La chute de François Bayrou à Pau
La surprise la plus retentissante vient incontestablement de Pau, où Jérôme Marbot, candidat socialiste au tempérament modéré, a réussi l'exploit de battre François Bayrou. Ce résultat constitue un véritable séisme dans les Pyrénées, tant la figure de Bayrou semblait indétrônable sur ses terres béarnaises.
À 74 ans, l'ancien maire de Pau, ancien député, ancien président du Conseil général, ancien Premier ministre et toujours homme fort de la politique béarnaise subit un échec cinglant malgré ses alliances solides et son entregent reconnu. Cet échec est d'autant plus symbolique qu'il intervient sur le territoire qu'il a labouré sans relâche depuis le début de sa carrière politique.
La tornade Blanco à Biarritz
La secousse électorale s'est propagée jusqu'au Pays basque, plus précisément sur la Grande Plage de Biarritz, où Maider Arosteguy a échoué dans sa tentative de décrocher un second mandat. Si l'ampleur de la défaite est moins spectaculaire qu'à Pau, elle n'en demeure pas moins significative.
Le vainqueur, Serge Blanco, a littéralement balayé la compétition sur son passage. Candidat surprise de ce scrutin, sans aucune expérience politique en dehors des arcanes du pouvoir rugbystique, l'ancienne gloire du rugby s'est progressivement imposé comme la figure incontournable de la campagne. À 64 ans, le voilà élu maire de sa ville de cœur, réalisant une nouvelle revanche après avoir dû constamment convaincre pour s'imposer sur les terrains de rugby avant d'accéder au panthéon de l'ovalie.
« C'est Serge », résument simplement ses supporters, comme pour mieux souligner l'évidence qui s'est dessinée au fil des semaines de campagne. Maider Arosteguy n'a pu que subir la montée en puissance de ce phénomène politique bien entouré.
Les autres résultats marquants
Dans ce paysage électoral mouvementé, c'est finalement le centriste Jean-René Etchegaray qui a su le mieux naviguer entre les écueils. Face à une gauche rassemblée d'un côté et une extrême droite inattendue de l'autre, il a manié avec habileté son savoir-faire politique et son sens inné des équilibres pour convaincre une large majorité de Bayonnais de lui accorder un troisième mandat consécutif.
Le président du Conseil départemental Jean-Jacques Lasserre, qui soutenait également Serge Blanco, a salué cette victoire en commentant : « Je suis très heureux pour lui et pour les Bayonnais ». Les succès de Jean-François Irigoyen à Saint-Jean-de-Luz, de Bénédicte Luberriaga à Ascain ou de Sébastien Etchebarne à Urrugne complètent ce tableau électoral favorable.

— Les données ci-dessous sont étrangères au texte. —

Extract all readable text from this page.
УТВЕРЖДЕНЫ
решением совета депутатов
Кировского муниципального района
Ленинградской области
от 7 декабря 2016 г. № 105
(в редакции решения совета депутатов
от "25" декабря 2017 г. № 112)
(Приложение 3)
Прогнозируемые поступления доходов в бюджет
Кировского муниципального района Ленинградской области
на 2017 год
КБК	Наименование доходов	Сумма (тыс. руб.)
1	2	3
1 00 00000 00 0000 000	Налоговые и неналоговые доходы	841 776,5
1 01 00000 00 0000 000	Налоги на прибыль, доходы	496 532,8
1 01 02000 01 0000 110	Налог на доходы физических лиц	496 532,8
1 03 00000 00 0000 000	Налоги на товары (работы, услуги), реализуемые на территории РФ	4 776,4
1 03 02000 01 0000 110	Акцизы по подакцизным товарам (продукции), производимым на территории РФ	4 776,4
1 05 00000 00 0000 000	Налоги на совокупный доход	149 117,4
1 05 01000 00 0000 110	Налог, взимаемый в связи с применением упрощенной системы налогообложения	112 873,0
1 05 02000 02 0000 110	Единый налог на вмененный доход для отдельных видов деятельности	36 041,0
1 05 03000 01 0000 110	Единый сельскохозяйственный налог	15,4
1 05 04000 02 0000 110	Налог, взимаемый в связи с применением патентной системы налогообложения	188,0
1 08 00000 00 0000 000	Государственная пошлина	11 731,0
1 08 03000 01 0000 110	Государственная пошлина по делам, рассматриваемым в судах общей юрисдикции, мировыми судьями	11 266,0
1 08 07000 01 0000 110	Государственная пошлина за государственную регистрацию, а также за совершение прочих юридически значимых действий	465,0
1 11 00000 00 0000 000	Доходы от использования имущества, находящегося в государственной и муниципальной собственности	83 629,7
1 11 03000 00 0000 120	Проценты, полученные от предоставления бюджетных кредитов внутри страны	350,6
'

Les déceptions et les surprises
Le scrutin n'a pas été sans déceptions pour certains. La défaite de Christian Devèze à Cambo et la victoire extrêmement serrée de Marie-Lyse Bistué – par une seule voix – à Oloron constituent des épines dans le pied du camp centriste. François Bayrou lui-même a réagi avec émotion : « Cela me perturbe, c'est injuste ».
Le feuilleton oloronais est loin d'être terminé, et la division de la droite promet de faire couler encore beaucoup d'encre dans la vallée. D'autres candidats ont connu des fortunes diverses : Francis Gonzalez a probablement tenté une aventure de trop à Boucau, tandis que Louis Labadot n'a jamais été aussi fringant à Mauléon, tout comme Kotte Ecenarro à Hendaye.

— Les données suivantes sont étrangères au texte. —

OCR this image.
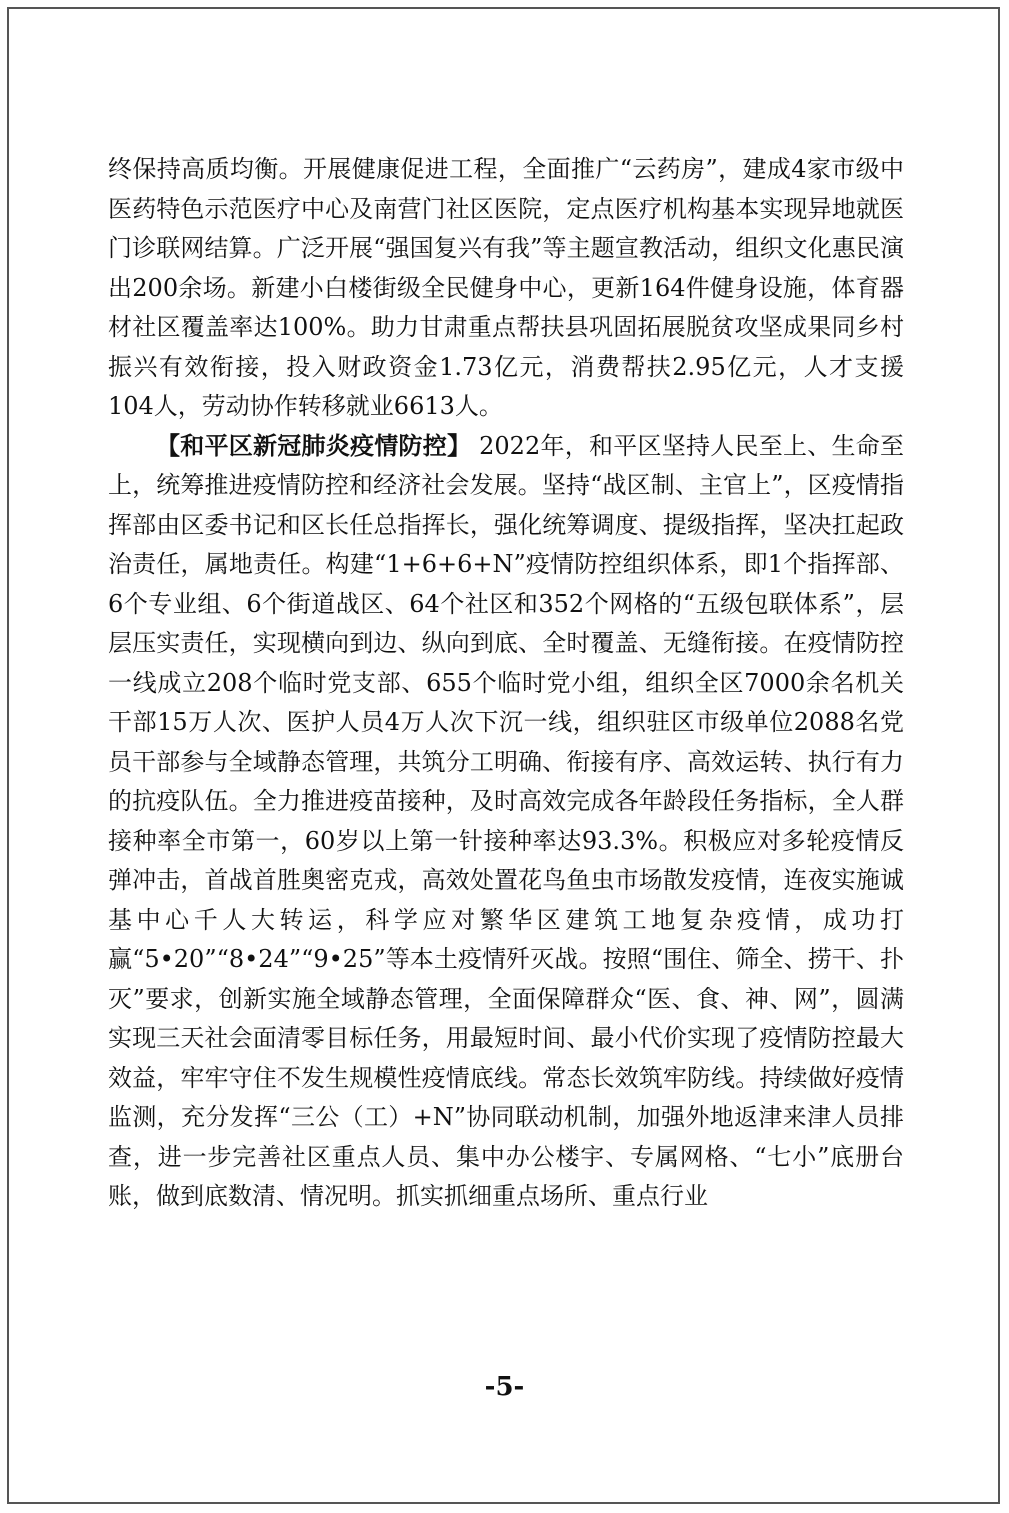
终保持高质均衡。开展健康促进工程，全面推广“云药房”，建成4家市级中医药特色示范医疗中心及南营门社区医院，定点医疗机构基本实现异地就医门诊联网结算。广泛开展“强国复兴有我”等主题宣教活动，组织文化惠民演出200余场。新建小白楼街级全民健身中心，更新164件健身设施，体育器材社区覆盖率达100%。助力甘肃重点帮扶县巩固拓展脱贫攻坚成果同乡村振兴有效衔接，投入财政资金1.73亿元，消费帮扶2.95亿元，人才支援104人，劳动协作转移就业6613人。

【和平区新冠肺炎疫情防控】 2022年，和平区坚持人民至上、生命至上，统筹推进疫情防控和经济社会发展。坚持“战区制、主官上”，区疫情指挥部由区委书记和区长任总指挥长，强化统筹调度、提级指挥，坚决扛起政治责任，属地责任。构建“1+6+6+N”疫情防控组织体系，即1个指挥部、6个专业组、6个街道战区、64个社区和352个网格的“五级包联体系”，层层压实责任，实现横向到边、纵向到底、全时覆盖、无缝衔接。在疫情防控一线成立208个临时党支部、655个临时党小组，组织全区7000余名机关干部15万人次、医护人员4万人次下沉一线，组织驻区市级单位2088名党员干部参与全域静态管理，共筑分工明确、衔接有序、高效运转、执行有力的抗疫队伍。全力推进疫苗接种，及时高效完成各年龄段任务指标，全人群接种率全市第一，60岁以上第一针接种率达93.3%。积极应对多轮疫情反弹冲击，首战首胜奥密克戎，高效处置花鸟鱼虫市场散发疫情，连夜实施诚基中心千人大转运，科学应对繁华区建筑工地复杂疫情，成功打赢“5•20”“8•24”“9•25”等本土疫情歼灭战。按照“围住、筛全、捞干、扑灭”要求，创新实施全域静态管理，全面保障群众“医、食、神、网”，圆满实现三天社会面清零目标任务，用最短时间、最小代价实现了疫情防控最大效益，牢牢守住不发生规模性疫情底线。常态长效筑牢防线。持续做好疫情监测，充分发挥“三公（工）+N”协同联动机制，加强外地返津来津人员排查，进一步完善社区重点人员、集中办公楼宇、专属网格、“七小”底册台账，做到底数清、情况明。抓实抓细重点场所、重点行业

-5-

Le troisième tour qui s'annonce
Au Pays basque, l'élection n'est pas tout à fait terminée. Le troisième tour pour la gouvernance de la communauté d'agglomération Pays basque promet d'être particulièrement animé dans les prochains jours avec l'arrivée de Peio Etxeleku dans la bataille, fort de ses nouveaux galons de maire.
La campagne électorale n'a donc pas encore livré tous ses secrets, et son lot de changements définitifs n'est pas complètement rangé. Ces résultats inattendus annoncent sans aucun doute une nouvelle ère politique dans le Sud-Ouest, avec des équilibres redéfinis et des dynamiques locales profondément modifiées.